Les premières descriptions cliniques remontent à l’Antiquité mais l’intérêt porté aux conséquences des traumatismes sur la santé mentale est récent. Le trouble de stress post-traumatique (TSPT) est né de la rencontre de la psychiatrie issue du DSM (manuel diagnostic élaboré par l’Association américaine de psychiatrie à partir de travaux fondés sur les biostatistiques) et de la nécessité d’offrir des soins spécifiques aux vétérans de guerre du Viêtnam.

Le TSPT est considéré comme une maladie psychiatrique par l’ensemble de la communauté internationale – il y a désormais sur ce point une hégémonie de pensée. La multiplication des causes traumatiques individuelles et collectives lui donne une place centrale au-delà des pays occidentaux, par exemple dans des nations victimes de génocide (Cambodge, Rwanda…). Le TSPT regroupe un ensemble de caractéristiques dont l’existence commune est nécessaire pour conduire au diagnostic : altération dans le domaine de l’humeur et de la cognition, de l’éveil et de la réactivité ; reviviscence de l’épisode traumatique et évitement.

Ce diagnostic est le seul qui relie directement un trouble à un événement défini comme potentiellement traumatique (notion de mort imminente, atteinte à l’intégrité physique, mort violente…) que l’exposition ait été directe ou indirecte (pour un témoin…). Cette notion revêt une grande importance pour la reconnaissance des victimes. Selon le DSM, le diagnostic de TSPT est porté lorsque le trouble de stress aigu perdure plus de quatre semaines après l’événement traumatique, mais il peut aussi se déclencher jusqu’à une année plus tard.

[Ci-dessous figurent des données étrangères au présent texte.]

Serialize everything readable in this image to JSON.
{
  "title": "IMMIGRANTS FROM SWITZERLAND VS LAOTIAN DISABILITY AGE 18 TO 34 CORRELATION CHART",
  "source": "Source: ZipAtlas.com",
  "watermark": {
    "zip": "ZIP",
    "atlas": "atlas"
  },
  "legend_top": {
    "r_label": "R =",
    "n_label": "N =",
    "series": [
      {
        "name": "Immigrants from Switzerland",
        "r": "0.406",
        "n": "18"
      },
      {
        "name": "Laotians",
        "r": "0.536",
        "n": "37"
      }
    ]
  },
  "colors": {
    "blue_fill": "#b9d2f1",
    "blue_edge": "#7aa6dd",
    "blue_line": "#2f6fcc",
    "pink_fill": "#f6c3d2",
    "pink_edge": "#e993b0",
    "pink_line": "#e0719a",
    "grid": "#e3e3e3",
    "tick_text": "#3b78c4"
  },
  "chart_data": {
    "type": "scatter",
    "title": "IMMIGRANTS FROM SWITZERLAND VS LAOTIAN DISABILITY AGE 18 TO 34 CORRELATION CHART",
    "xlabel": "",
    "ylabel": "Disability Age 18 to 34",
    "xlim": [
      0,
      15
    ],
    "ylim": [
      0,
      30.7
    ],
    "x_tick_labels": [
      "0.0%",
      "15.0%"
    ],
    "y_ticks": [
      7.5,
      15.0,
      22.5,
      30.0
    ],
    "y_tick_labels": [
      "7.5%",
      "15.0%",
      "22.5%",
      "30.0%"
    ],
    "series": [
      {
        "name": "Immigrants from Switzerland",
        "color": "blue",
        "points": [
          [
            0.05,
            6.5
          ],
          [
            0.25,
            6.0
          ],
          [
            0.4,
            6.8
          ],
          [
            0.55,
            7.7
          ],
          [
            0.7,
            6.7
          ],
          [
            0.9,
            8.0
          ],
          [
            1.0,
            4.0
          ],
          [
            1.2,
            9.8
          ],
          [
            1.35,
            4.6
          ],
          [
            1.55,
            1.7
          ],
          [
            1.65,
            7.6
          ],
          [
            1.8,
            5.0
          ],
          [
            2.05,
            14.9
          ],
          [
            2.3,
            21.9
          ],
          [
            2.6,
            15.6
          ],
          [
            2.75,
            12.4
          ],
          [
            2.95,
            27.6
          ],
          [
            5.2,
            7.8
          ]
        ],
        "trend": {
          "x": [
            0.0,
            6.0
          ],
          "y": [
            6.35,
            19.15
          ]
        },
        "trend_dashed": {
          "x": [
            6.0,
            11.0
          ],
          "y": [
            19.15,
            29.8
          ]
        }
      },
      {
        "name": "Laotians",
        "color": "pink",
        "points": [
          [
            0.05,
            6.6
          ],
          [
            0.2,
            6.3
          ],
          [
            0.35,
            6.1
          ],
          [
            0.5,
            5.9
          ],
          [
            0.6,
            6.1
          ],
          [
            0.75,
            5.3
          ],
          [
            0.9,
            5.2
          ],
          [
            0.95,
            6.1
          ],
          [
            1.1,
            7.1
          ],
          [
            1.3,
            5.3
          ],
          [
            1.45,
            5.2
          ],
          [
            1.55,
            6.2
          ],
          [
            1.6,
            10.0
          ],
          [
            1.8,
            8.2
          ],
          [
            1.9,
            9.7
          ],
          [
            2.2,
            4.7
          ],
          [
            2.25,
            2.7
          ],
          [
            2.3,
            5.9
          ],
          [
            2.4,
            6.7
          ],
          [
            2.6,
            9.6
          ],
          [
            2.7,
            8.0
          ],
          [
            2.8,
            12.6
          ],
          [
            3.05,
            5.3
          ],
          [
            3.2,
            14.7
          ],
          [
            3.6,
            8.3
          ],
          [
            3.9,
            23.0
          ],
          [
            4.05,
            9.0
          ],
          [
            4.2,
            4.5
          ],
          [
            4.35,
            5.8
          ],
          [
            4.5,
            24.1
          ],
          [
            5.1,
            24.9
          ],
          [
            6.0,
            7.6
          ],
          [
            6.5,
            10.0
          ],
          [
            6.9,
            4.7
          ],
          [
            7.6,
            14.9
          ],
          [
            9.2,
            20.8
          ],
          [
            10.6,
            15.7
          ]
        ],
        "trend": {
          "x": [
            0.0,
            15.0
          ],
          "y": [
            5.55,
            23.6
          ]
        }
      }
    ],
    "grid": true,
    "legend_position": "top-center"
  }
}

La plupart des travaux épidémiologiques ont été réalisés aux États-Unis et font état d’une prévalence du TSPT de 5 à 12 % en population générale. En France, l’étude Impacts menée par Santé publique France non seulement sur les victimes des attentats de janvier 2015 (et leurs proches), mais aussi sur l’ensemble des personnes exposées à ces attaques (voisins, soignants, forces de l’ordre…) montrait l’importance des conséquences des actes terroristes : six mois après, quatre personnes sur dix présentaient encore des troubles de santé mentale.

Pour les populations pédiatriques, les études de grande ampleur sont plus rares, mais la reconnaissance du risque de trouble pour la santé mentale des enfants ainsi que de sa spécificité ne fait plus débat. En France, après l’attentat du RER B à Saint-Michel de 1995 s’est constitué un réseau national des cellules d’urgence médico-psychologiques, qui depuis intervient dans les heures suivant l’événement. Par la suite, l’importance des parcours de soins spécialisés pour les victimes a été reconnue grâce au rapport de Françoise Rudetzki sur la création du CN2R, puis à la constitution d’un réseau national des centres du psychotrauma en 2019. Le traitement du TSPT, qui doit s’inscrire dans le cadre des bonnes pratiques recommandées, utilise diverses approches : psychothérapie, thérapies corporelles, EMDR, apport pharmacologique… Pour déterminer les mieux adaptées, il est indispensable de procéder au préalable à une évaluation clinique des besoins de la victime.

Le TSPT est donc une entité clinique bien définie qui permet aux praticiens, aux chercheurs, aux experts, aux victimes de parler le même langage dans tous les pays. Au-delà des progrès que cela a engendrés, il ne faut pas oublier que chaque victime d’un traumatisme est une personne avec une histoire, un contexte de vie, une culture qui ne sont pas identiques. Chacune mérite un accueil individuel, une écoute, une prise en charge et un accompagnement au long cours.